Being in my early adulthood, it is very difficult for me to recall memories from my childhood. This is referred to as childhood amnesia, where the older you get you do not have the ability to retrieve majority of memories before the ages of three or four. It is contributed to parts in your brain dealing with memories, such as the hippocampus.
You know those memories of when you’re really little? You can remember them perfectly from your viewpoint but are they really yours? We all have at least one. Mine is when I was about two years old in the winter. It had just snowed the night before so my older brother and sister got a snow day. My mother took us all out front to play in the snow. I had never seen snow before and didn’t realize the severity of the cold on my bare skin. So like a genius I remove my gloves to touch it and eat it. I’m immediately freezing with bright red hands. I turned back to my mother trying to get her to go back inside with me, my excuse being, “I’m veezin!” I couldn’t pronounce my F’s or G’s yet.

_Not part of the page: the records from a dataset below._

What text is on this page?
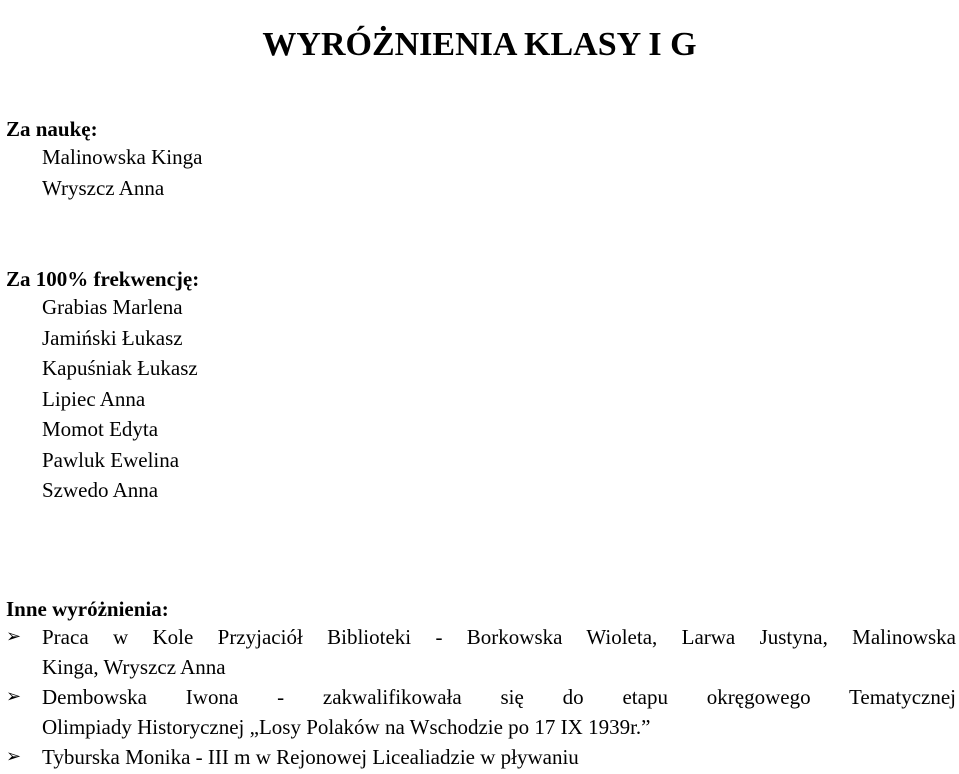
WYRÓŻNIENIA KLASY I G
Za naukę:
Malinowska Kinga
Wryszcz Anna
Za 100% frekwencję:
Grabias Marlena
Jamiński Łukasz
Kapuśniak Łukasz
Lipiec Anna
Momot Edyta
Pawluk Ewelina
Szwedo Anna
Inne wyróżnienia:
➢ Praca w Kole Przyjaciół Biblioteki - Borkowska Wioleta, Larwa Justyna, Malinowska
Kinga, Wryszcz Anna
➢ Dembowska Iwona - zakwalifikowała się do etapu okręgowego Tematycznej
Olimpiady Historycznej „Losy Polaków na Wschodzie po 17 IX 1939r.”
➢ Tyburska Monika - III m w Rejonowej Licealiadzie w pływaniu
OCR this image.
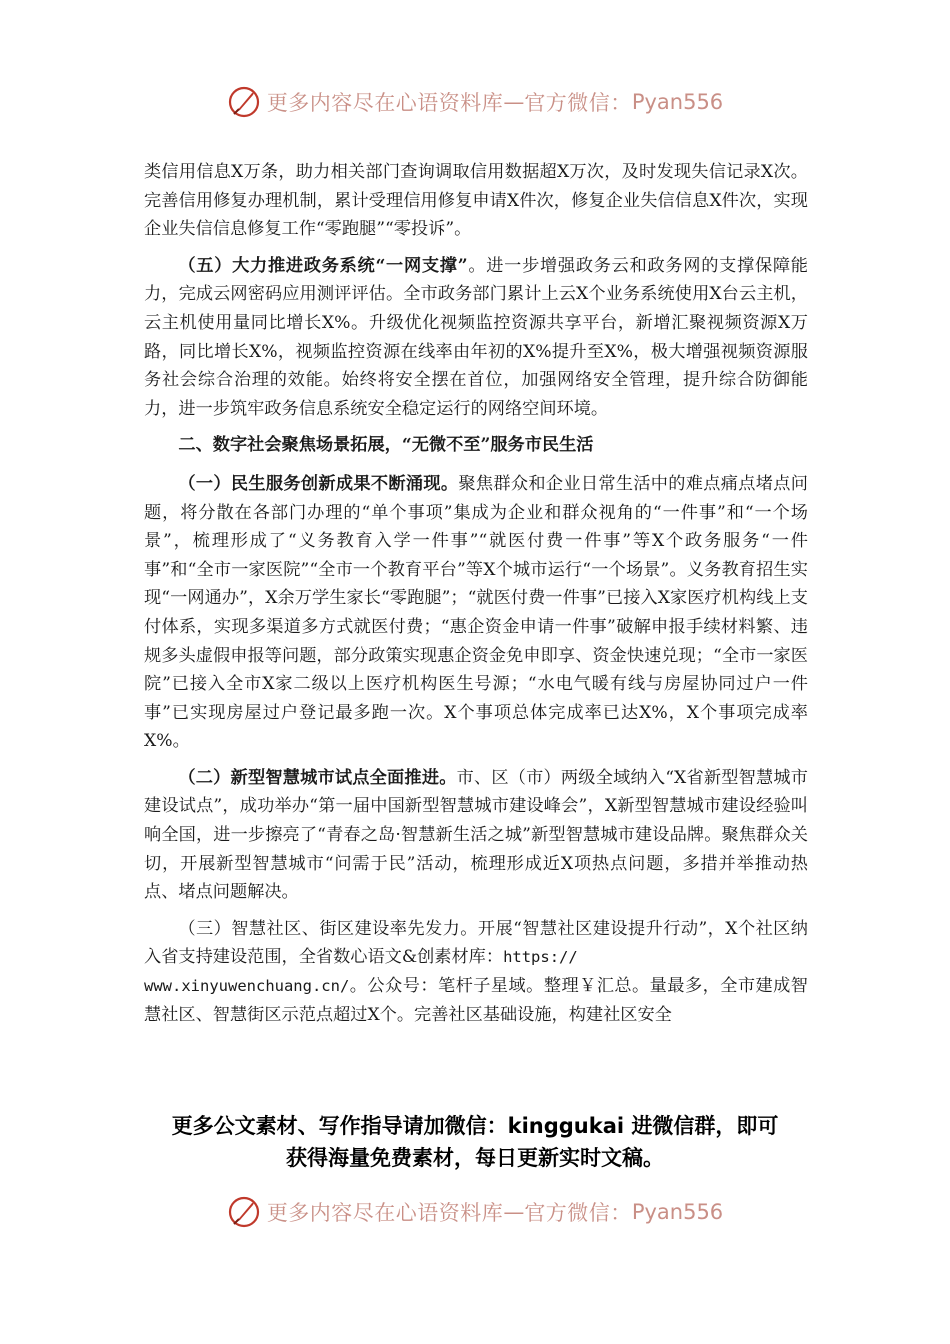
更多内容尽在心语资料库 — 官方微信： Pyan556

类信用信息X万条，助力相关部门查询调取信用数据超X万次，及时发现失信记录X次。完善信用修复办理机制，累计受理信用修复申请X件次，修复企业失信信息X件次，实现企业失信信息修复工作“零跑腿”“零投诉”。

（五）大力推进政务系统“一网支撑”。进一步增强政务云和政务网的支撑保障能力，完成云网密码应用测评评估。全市政务部门累计上云X个业务系统使用X台云主机，云主机使用量同比增长X%。升级优化视频监控资源共享平台，新增汇聚视频资源X万路，同比增长X%，视频监控资源在线率由年初的X%提升至X%，极大增强视频资源服务社会综合治理的效能。始终将安全摆在首位，加强网络安全管理，提升综合防御能力，进一步筑牢政务信息系统安全稳定运行的网络空间环境。

二、数字社会聚焦场景拓展，“无微不至”服务市民生活

（一）民生服务创新成果不断涌现。聚焦群众和企业日常生活中的难点痛点堵点问题，将分散在各部门办理的“单个事项”集成为企业和群众视角的“一件事”和“一个场景”，梳理形成了“义务教育入学一件事”“就医付费一件事”等X个政务服务“一件事”和“全市一家医院”“全市一个教育平台”等X个城市运行“一个场景”。义务教育招生实现“一网通办”，X余万学生家长“零跑腿”；“就医付费一件事”已接入X家医疗机构线上支付体系，实现多渠道多方式就医付费；“惠企资金申请一件事”破解申报手续材料繁、违规多头虚假申报等问题，部分政策实现惠企资金免申即享、资金快速兑现；“全市一家医院”已接入全市X家二级以上医疗机构医生号源；“水电气暖有线与房屋协同过户一件事”已实现房屋过户登记最多跑一次。X个事项总体完成率已达X%，X个事项完成率X%。

（二）新型智慧城市试点全面推进。市、区（市）两级全域纳入“X省新型智慧城市建设试点”，成功举办“第一届中国新型智慧城市建设峰会”，X新型智慧城市建设经验叫响全国，进一步擦亮了“青春之岛·智慧新生活之城”新型智慧城市建设品牌。聚焦群众关切，开展新型智慧城市“问需于民”活动，梳理形成近X项热点问题，多措并举推动热点、堵点问题解决。

（三）智慧社区、街区建设率先发力。开展“智慧社区建设提升行动”，X个社区纳入省支持建设范围，全省数心语文&创素材库：https://
www.xinyuwenchuang.cn/。公众号：笔杆子星域。整理￥汇总。量最多，全市建成智慧社区、智慧街区示范点超过X个。完善社区基础设施，构建社区安全

更多公文素材、写作指导请加微信：kinggukai 进微信群，即可
获得海量免费素材，每日更新实时文稿。
更多内容尽在心语资料库 — 官方微信： Pyan556
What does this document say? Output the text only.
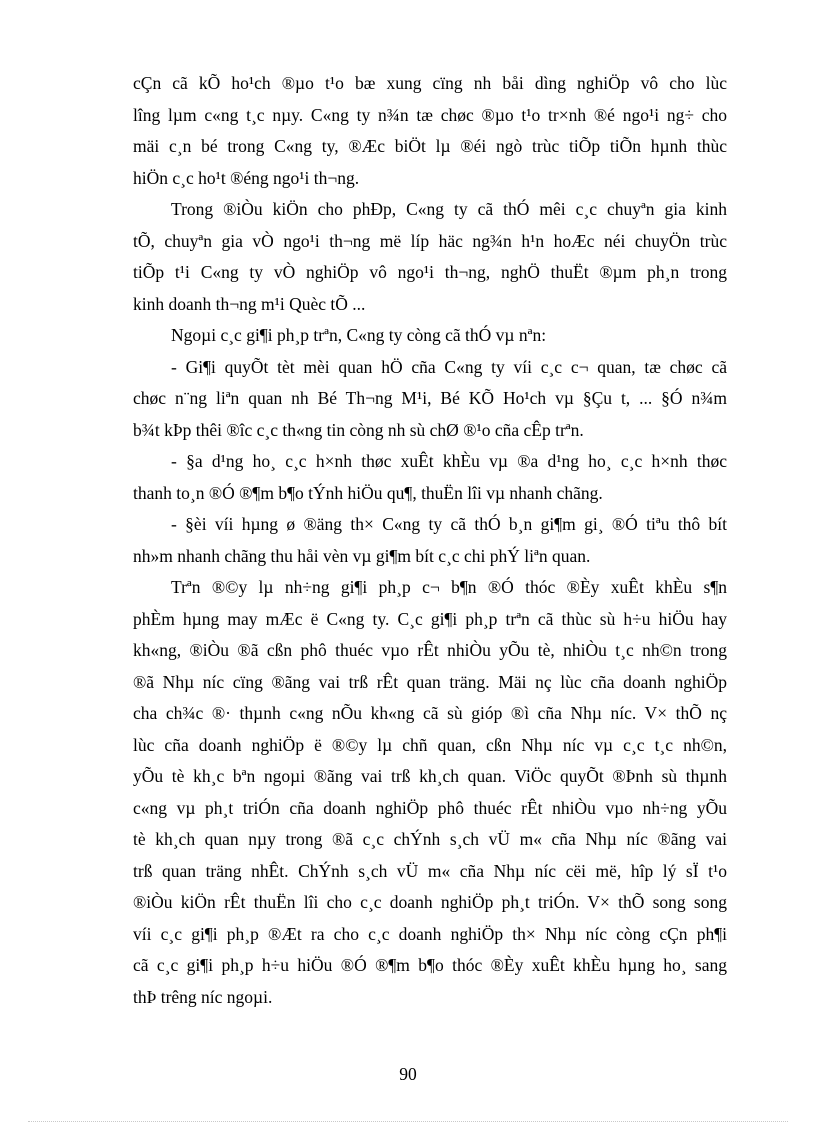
cÇn cã kÕ ho¹ch ®µo t¹o bæ xung cïng nh båi dìng nghiÖp vô cho lùc
lîng lµm c«ng t¸c nµy. C«ng ty n¾n tæ chøc ®µo t¹o tr×nh ®é ngo¹i ng÷ cho
mäi c¸n bé trong C«ng ty, ®Æc biÖt lµ ®éi ngò trùc tiÕp tiÕn hµnh thùc
hiÖn c¸c ho¹t ®éng ngo¹i th¬ng.
Trong ®iÒu kiÖn cho phÐp, C«ng ty cã thÓ mêi c¸c chuyªn gia kinh
tÕ, chuyªn gia vÒ ngo¹i th¬ng më líp häc ng¾n h¹n hoÆc néi chuyÖn trùc
tiÕp t¹i C«ng ty vÒ nghiÖp vô ngo¹i th¬ng, nghÖ thuËt ®µm ph¸n trong
kinh doanh th¬ng m¹i Quèc tÕ ...
Ngoµi c¸c gi¶i ph¸p trªn, C«ng ty còng cã thÓ vµ nªn:
- Gi¶i quyÕt tèt mèi quan hÖ cña C«ng ty víi c¸c c¬ quan, tæ chøc cã
chøc n¨ng liªn quan nh Bé Th¬ng M¹i, Bé KÕ Ho¹ch vµ §Çu t, ... §Ó n¾m
b¾t kÞp thêi ®îc c¸c th«ng tin còng nh sù chØ ®¹o cña cÊp trªn.
- §a d¹ng ho¸ c¸c h×nh thøc xuÊt khÈu vµ ®a d¹ng ho¸ c¸c h×nh thøc
thanh to¸n ®Ó ®¶m b¶o tÝnh hiÖu qu¶, thuËn lîi vµ nhanh chãng.
- §èi víi hµng ø ®äng th× C«ng ty cã thÓ b¸n gi¶m gi¸ ®Ó tiªu thô bít
nh»m nhanh chãng thu håi vèn vµ gi¶m bít c¸c chi phÝ liªn quan.
Trªn ®©y lµ nh÷ng gi¶i ph¸p c¬ b¶n ®Ó thóc ®Èy xuÊt khÈu s¶n
phÈm hµng may mÆc ë C«ng ty. C¸c gi¶i ph¸p trªn cã thùc sù h÷u hiÖu hay
kh«ng, ®iÒu ®ã cßn phô thuéc vµo rÊt nhiÒu yÕu tè, nhiÒu t¸c nh©n trong
®ã Nhµ níc cïng ®ãng vai trß rÊt quan träng. Mäi nç lùc cña doanh nghiÖp
cha ch¾c ®· thµnh c«ng nÕu kh«ng cã sù gióp ®ì cña Nhµ níc. V× thÕ nç
lùc cña doanh nghiÖp ë ®©y lµ chñ quan, cßn Nhµ níc vµ c¸c t¸c nh©n,
yÕu tè kh¸c bªn ngoµi ®ãng vai trß kh¸ch quan. ViÖc quyÕt ®Þnh sù thµnh
c«ng vµ ph¸t triÓn cña doanh nghiÖp phô thuéc rÊt nhiÒu vµo nh÷ng yÕu
tè kh¸ch quan nµy trong ®ã c¸c chÝnh s¸ch vÜ m« cña Nhµ níc ®ãng vai
trß quan träng nhÊt. ChÝnh s¸ch vÜ m« cña Nhµ níc cëi më, hîp lý sÏ t¹o
®iÒu kiÖn rÊt thuËn lîi cho c¸c doanh nghiÖp ph¸t triÓn. V× thÕ song song
víi c¸c gi¶i ph¸p ®Æt ra cho c¸c doanh nghiÖp th× Nhµ níc còng cÇn ph¶i
cã c¸c gi¶i ph¸p h÷u hiÖu ®Ó ®¶m b¶o thóc ®Èy xuÊt khÈu hµng ho¸ sang
thÞ trêng níc ngoµi.
90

I remember this scene with such clarity it had to be from first hand experience. A few years ago, my mom broke out the home movies from my childhood. It turns out that my exact experience and memory was on one of those VHS tapes. I saw the entire scene unfold but from my mother’s perspective behind the video camera. Those were never my memories. They were adopted memories from our home movies. Because of childhood amnesia, it proves that these memories couldn’t have possibly have been mine. There is a sub-section of childhood amnesia called false memories where you subconsciously implant stories or videos from your childhood to substitute like they’re your actual memories. This is what I had done with my home movie of me in the snow when I was two years old.